Recently, one of us gave a workshop on how to conduct meta-analyses. The workshop was attended by participants from a number of different disciplines, including economics, finance, psychology, management, and health sciences. During the course of the workshop, it became apparent that different disciplines conduct meta-analyses differently. While there is a vague awareness that this is the case, we are unaware of any attempts to quantify those differences. That is the motivation for this blog.
We collected recent meta-analyses across a number of different disciplines and recorded information on the following characteristics:
– Size of meta-analysis sample, measured both by number of studies and number of estimated effects included in the meta-analysis
– Type of effect size
– Software package used
– Procedure(s) used to estimate effect size
– Type of tests for publication bias
– Frequency that meta-analyses report (i) funnel plots, (ii) quantitative tests for publication bias, and (iii) meta-regressions.
Unfortunately, given the large number of meta-analyses, and large number of disciplines that do meta-analyses, we were unable to do an exhaustive analysis. Instead, we chose to identify the disciplines that publish the most meta-analyses, and then analyse the 20 most recent meta-analyses published in those disciplines.
To conduct our search, we utilized the library search engine at our university, the University of Canterbury. This search engine, while proprietary to our university, allowed us to simultaneously search multiple databases by discipline (see below).
We conducted our search in January 2021. We used the keyword “meta-analysis”, filtering on “Peer-reviewed” and “Journal article”, and restricted our search depending on publication date. A total of 58 disciplines were individually searchable, including Agriculture, Biology, Business, Economics, Education, Engineering, Forestry, Medicine, Nursing, Physics, Political Science, Psychology, Public Health, Sociology, Social Welfare & Social Work, and Zoology.

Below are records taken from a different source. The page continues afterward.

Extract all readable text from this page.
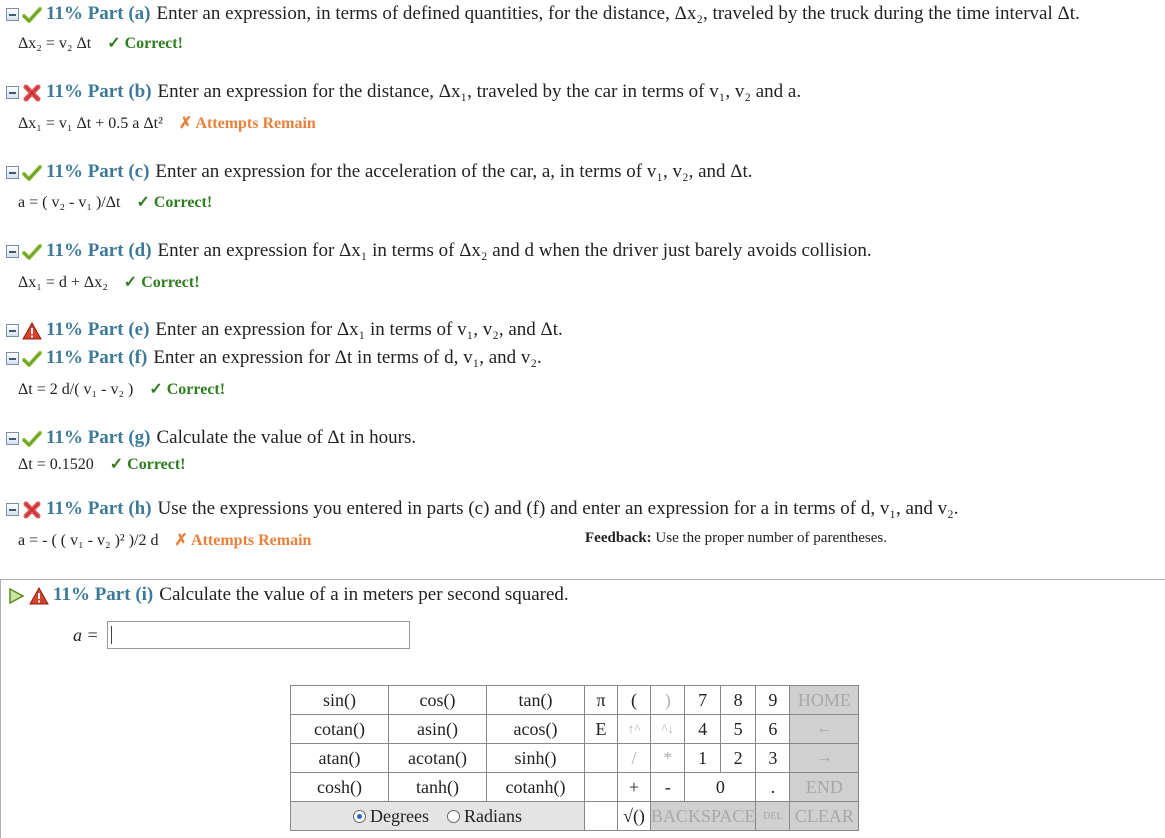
11% Part (a) Enter an expression, in terms of defined quantities, for the distance, Δx₂, traveled by the truck during the time interval Δt.
Δx₂ = v₂ Δt ✓ Correct!
11% Part (b) Enter an expression for the distance, Δx₁, traveled by the car in terms of v₁, v₂ and a.
Δx₁ = v₁ Δt + 0.5 a Δt² ✗ Attempts Remain
11% Part (c) Enter an expression for the acceleration of the car, a, in terms of v₁, v₂, and Δt.
a = ( v₂ - v₁ )/Δt ✓ Correct!
11% Part (d) Enter an expression for Δx₁ in terms of Δx₂ and d when the driver just barely avoids collision.
Δx₁ = d + Δx₂ ✓ Correct!
11% Part (e) Enter an expression for Δx₁ in terms of v₁, v₂, and Δt.
11% Part (f) Enter an expression for Δt in terms of d, v₁, and v₂.
Δt = 2 d/( v₁ - v₂ ) ✓ Correct!
11% Part (g) Calculate the value of Δt in hours.
Δt = 0.1520 ✓ Correct!
11% Part (h) Use the expressions you entered in parts (c) and (f) and enter an expression for a in terms of d, v₁, and v₂.
a = - ( ( v₁ - v₂ )² )/2 d ✗ Attempts Remain	Feedback: Use the proper number of parentheses.
11% Part (i) Calculate the value of a in meters per second squared.
a =
sin()	cos()	tan()	π	(	)	7	8	9	HOME
cotan()	asin()	acos()	E	↑^	^↓	4	5	6	←
atan()	acotan()	sinh()		/	*	1	2	3	→
cosh()	tanh()	cotanh()		+	-	0		.	END
Degrees Radians				√()	BACKSPACE			DEL	CLEAR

Of the 58 disciplines we could search on, 18 stood out as publishing substantially more meta-analyses than others. These are listed below. For each discipline, we then searched for all meta-analyses/”Peer-reviewed”/”Journal article” that were published in January 2021, sorted by relevance. We read through the title and abstract until we found 20 meta-analyses. If January 2021 produced less than meta-analyses for a given discipline, we extended the search back to December 2020. In this manner, we constructed a final sample of 360 meta-analyses. The results are reported below.
NUMBER OF STUDIES
TABLE 1 below reports mean, median, and minimum number of studies for each sample of 20 meta-analyses corresponding to the 18 disciplines. Maximum values are indicated by green shading. Minimum values are indicated by blue.
The numbers indicate wide differences across disciplines in the number of studies included in a “typical” meta-analysis. Business meta-analysis tend to have the largest number of studies with mean and median values of 87.6 and 88 studies, respectively. Ecology and Economics also typically include large numbers of studies.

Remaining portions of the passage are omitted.